Win big with lottery ticket networks

When they put FedLTN to the test in simulations, it resulted in better performance and lower communication costs across the board. In one experiment, a traditional federated learning approach produced a model 45 megabytes in size, while their technique generated a model with the same accuracy that was only 5 megabytes. In another test, a state-of-the-art technique required 12,000 megabytes of communication between users and the server to train a single model, while FedLTN required only 4,500 megabytes.

With FedLTN, the worst-performing customers still saw a performance improvement of more than 10 percent. And the overall accuracy of the model beat the state-of-the-art personalization algorithm by nearly 10 percent, Mugunthan added.

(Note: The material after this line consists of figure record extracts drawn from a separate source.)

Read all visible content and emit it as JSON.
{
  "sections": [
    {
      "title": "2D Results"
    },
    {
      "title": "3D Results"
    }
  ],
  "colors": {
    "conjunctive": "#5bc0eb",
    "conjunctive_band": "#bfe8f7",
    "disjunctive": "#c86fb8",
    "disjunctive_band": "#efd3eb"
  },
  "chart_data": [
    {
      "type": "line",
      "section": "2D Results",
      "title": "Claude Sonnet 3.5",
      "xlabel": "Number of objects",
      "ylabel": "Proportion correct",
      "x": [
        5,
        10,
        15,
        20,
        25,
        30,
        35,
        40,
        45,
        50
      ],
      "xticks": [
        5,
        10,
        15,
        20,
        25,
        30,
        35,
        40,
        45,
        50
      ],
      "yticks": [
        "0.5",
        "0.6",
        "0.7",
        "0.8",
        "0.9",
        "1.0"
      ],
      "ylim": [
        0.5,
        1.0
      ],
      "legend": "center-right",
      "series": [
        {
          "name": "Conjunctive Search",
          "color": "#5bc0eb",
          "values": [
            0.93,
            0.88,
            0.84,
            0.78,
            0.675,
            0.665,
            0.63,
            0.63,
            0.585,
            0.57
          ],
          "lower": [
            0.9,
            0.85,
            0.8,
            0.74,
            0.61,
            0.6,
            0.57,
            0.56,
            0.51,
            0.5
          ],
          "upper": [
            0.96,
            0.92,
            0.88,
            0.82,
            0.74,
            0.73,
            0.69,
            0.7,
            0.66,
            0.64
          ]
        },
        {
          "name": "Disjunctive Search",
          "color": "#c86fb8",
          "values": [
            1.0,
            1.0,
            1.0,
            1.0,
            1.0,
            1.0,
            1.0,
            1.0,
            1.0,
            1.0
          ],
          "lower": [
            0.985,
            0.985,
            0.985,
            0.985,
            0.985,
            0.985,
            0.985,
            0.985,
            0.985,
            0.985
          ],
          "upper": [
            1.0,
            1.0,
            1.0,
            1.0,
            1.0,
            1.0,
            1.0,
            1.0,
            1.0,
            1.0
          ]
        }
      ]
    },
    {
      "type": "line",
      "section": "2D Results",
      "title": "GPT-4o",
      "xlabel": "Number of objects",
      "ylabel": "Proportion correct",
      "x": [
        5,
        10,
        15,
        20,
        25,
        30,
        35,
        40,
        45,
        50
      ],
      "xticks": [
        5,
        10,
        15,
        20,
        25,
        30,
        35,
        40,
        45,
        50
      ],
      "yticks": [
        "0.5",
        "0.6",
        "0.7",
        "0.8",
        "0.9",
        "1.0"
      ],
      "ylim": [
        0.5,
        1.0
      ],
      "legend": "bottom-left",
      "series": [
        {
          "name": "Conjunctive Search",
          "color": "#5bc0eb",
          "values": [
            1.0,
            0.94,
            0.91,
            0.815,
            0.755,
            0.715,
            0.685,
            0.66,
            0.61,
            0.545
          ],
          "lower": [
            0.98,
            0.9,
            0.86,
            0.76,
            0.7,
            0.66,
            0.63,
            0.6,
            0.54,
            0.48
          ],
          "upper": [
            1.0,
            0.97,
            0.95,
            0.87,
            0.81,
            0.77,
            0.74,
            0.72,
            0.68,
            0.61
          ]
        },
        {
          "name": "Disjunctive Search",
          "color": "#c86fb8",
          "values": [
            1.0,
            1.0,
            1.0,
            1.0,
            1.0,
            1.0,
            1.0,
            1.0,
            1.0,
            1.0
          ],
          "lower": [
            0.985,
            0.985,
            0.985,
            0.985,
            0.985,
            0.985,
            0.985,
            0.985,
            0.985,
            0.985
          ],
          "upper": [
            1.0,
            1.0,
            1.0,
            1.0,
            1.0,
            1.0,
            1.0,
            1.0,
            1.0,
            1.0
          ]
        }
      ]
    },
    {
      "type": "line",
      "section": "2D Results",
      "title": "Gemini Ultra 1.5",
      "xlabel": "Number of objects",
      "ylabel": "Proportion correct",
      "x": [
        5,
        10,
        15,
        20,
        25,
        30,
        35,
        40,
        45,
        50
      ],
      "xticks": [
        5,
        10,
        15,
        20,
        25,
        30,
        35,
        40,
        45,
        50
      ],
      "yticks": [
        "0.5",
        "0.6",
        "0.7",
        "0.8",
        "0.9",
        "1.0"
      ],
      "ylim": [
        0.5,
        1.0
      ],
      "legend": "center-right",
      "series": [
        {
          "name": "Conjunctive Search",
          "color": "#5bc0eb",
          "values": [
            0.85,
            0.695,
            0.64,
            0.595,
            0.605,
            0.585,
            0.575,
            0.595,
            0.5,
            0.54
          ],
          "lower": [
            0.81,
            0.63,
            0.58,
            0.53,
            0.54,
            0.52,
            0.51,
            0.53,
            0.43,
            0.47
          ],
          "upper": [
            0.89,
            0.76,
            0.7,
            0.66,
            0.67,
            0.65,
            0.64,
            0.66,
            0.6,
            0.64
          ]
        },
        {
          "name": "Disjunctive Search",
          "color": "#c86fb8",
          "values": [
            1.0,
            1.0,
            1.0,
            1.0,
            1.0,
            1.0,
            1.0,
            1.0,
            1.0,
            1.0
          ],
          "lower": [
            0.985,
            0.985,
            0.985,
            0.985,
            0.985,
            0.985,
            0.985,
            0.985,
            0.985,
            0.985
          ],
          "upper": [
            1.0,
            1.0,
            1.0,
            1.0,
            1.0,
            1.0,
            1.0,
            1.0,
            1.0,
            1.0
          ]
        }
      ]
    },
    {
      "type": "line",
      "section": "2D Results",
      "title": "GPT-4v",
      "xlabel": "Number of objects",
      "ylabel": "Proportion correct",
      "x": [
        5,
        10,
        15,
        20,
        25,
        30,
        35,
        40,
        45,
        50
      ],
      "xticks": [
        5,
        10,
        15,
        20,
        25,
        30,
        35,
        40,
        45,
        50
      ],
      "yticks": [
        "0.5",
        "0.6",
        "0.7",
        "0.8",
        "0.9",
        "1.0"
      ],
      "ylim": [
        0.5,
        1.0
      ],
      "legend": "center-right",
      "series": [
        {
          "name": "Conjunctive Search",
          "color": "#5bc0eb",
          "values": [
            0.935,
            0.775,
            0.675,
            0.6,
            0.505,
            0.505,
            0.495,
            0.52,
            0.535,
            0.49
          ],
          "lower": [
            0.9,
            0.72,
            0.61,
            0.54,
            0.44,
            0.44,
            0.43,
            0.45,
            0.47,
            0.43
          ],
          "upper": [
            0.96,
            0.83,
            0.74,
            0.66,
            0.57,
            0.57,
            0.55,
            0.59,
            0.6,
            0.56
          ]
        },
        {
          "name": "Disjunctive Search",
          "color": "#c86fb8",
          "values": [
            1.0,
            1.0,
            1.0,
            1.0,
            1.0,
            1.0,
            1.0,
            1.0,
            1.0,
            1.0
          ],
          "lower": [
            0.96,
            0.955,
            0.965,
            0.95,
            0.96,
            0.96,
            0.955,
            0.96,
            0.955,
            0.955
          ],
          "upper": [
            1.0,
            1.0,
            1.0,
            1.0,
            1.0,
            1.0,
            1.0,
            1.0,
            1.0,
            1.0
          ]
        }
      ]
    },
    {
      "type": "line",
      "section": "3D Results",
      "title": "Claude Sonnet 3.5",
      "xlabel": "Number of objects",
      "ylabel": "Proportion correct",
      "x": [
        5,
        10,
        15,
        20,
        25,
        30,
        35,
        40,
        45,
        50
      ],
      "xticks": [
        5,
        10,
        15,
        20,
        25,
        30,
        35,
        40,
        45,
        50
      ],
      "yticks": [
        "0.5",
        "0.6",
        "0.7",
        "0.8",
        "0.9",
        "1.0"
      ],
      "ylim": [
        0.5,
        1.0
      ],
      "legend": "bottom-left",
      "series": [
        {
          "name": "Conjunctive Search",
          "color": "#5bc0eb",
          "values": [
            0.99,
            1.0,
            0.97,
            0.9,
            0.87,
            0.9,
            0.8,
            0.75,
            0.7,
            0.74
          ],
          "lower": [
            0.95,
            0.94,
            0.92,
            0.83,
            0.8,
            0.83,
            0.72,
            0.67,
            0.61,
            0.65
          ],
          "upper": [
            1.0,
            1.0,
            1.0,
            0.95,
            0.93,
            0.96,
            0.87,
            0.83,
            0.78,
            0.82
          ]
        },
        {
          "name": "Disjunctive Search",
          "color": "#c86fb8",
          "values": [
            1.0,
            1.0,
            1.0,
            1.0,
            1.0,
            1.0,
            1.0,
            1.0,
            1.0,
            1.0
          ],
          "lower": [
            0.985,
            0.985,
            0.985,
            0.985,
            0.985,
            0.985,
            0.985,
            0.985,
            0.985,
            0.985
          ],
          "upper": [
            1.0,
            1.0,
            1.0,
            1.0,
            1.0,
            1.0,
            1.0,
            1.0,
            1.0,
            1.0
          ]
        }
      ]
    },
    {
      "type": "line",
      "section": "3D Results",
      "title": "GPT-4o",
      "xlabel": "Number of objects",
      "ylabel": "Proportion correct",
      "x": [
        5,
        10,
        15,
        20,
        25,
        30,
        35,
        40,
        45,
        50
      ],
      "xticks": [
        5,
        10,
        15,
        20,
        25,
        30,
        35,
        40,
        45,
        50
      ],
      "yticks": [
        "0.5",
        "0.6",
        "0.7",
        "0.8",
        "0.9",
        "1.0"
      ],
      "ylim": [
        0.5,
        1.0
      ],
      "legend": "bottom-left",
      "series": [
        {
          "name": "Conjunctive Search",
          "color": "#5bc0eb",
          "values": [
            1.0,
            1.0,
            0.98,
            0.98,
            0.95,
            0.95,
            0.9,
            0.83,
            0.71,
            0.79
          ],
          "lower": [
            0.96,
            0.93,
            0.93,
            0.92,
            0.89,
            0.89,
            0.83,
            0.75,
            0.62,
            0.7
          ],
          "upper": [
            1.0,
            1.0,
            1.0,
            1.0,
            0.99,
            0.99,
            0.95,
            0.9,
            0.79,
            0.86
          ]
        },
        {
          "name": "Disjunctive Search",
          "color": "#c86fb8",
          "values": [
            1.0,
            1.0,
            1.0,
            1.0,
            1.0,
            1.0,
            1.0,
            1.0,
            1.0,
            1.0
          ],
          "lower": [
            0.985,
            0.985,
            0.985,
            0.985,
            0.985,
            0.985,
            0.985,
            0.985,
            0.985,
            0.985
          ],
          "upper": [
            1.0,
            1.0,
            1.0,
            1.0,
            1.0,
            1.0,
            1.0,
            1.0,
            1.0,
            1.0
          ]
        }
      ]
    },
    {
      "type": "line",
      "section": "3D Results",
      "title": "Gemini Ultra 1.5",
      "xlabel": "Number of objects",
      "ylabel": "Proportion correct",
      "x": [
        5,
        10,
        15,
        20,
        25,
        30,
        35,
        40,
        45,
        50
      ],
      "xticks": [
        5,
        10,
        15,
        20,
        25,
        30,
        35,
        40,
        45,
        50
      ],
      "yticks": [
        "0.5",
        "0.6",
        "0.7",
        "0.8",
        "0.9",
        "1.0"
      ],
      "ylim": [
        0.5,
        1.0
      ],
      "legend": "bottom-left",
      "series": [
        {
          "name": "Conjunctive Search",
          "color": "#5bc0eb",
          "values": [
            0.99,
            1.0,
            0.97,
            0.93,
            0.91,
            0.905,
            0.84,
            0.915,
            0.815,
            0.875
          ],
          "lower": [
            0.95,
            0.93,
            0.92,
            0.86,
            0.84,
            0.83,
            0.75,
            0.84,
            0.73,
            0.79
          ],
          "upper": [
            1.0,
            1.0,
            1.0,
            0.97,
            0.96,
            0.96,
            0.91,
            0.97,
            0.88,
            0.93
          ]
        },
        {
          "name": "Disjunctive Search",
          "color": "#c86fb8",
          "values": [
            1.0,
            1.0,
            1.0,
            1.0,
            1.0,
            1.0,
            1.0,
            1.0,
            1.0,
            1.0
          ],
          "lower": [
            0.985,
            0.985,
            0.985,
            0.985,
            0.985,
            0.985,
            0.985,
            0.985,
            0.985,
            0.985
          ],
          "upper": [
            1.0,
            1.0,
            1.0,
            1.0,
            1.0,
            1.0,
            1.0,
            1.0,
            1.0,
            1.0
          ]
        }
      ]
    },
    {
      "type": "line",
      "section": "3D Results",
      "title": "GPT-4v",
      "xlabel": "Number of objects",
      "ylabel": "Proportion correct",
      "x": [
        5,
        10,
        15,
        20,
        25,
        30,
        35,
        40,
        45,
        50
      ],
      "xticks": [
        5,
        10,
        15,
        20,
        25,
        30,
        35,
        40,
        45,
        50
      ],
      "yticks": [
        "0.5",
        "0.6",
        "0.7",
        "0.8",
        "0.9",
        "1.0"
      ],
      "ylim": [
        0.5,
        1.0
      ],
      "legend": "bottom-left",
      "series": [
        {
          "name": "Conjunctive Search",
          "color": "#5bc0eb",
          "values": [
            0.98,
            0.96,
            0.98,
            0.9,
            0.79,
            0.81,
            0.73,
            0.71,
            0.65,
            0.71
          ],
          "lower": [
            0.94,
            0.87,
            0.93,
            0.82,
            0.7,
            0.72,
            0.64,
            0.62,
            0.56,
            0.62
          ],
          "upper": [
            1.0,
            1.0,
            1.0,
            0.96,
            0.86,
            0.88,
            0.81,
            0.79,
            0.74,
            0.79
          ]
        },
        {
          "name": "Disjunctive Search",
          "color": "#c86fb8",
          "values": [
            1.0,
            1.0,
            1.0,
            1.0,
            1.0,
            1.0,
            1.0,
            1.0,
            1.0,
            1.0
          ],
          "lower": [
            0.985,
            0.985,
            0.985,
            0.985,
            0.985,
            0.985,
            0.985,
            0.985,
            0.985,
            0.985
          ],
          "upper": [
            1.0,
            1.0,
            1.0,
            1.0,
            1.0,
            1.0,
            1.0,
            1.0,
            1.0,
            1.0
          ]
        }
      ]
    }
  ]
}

Now that they have developed and refined FedLTN, Mugunthan is working to integrate the technique into a federated learning startup he recently founded, DynamoFL.

He hopes to continue improving this method in the future. For example, the researchers have shown success using labeled datasets, but a greater challenge would be applying the same techniques to unlabeled data, he says.

Mugunthan hopes this work will inspire other researchers to rethink how they approach federated learning.

“This work shows how important it is to think about these issues from a holistic point of view, not just individual metrics that need improvement. Sometimes improving one metric can cause the other metric to drop. Instead we should focus on how we can improve a lot of things together, which is really important when it’s deployed in the real world,” he says.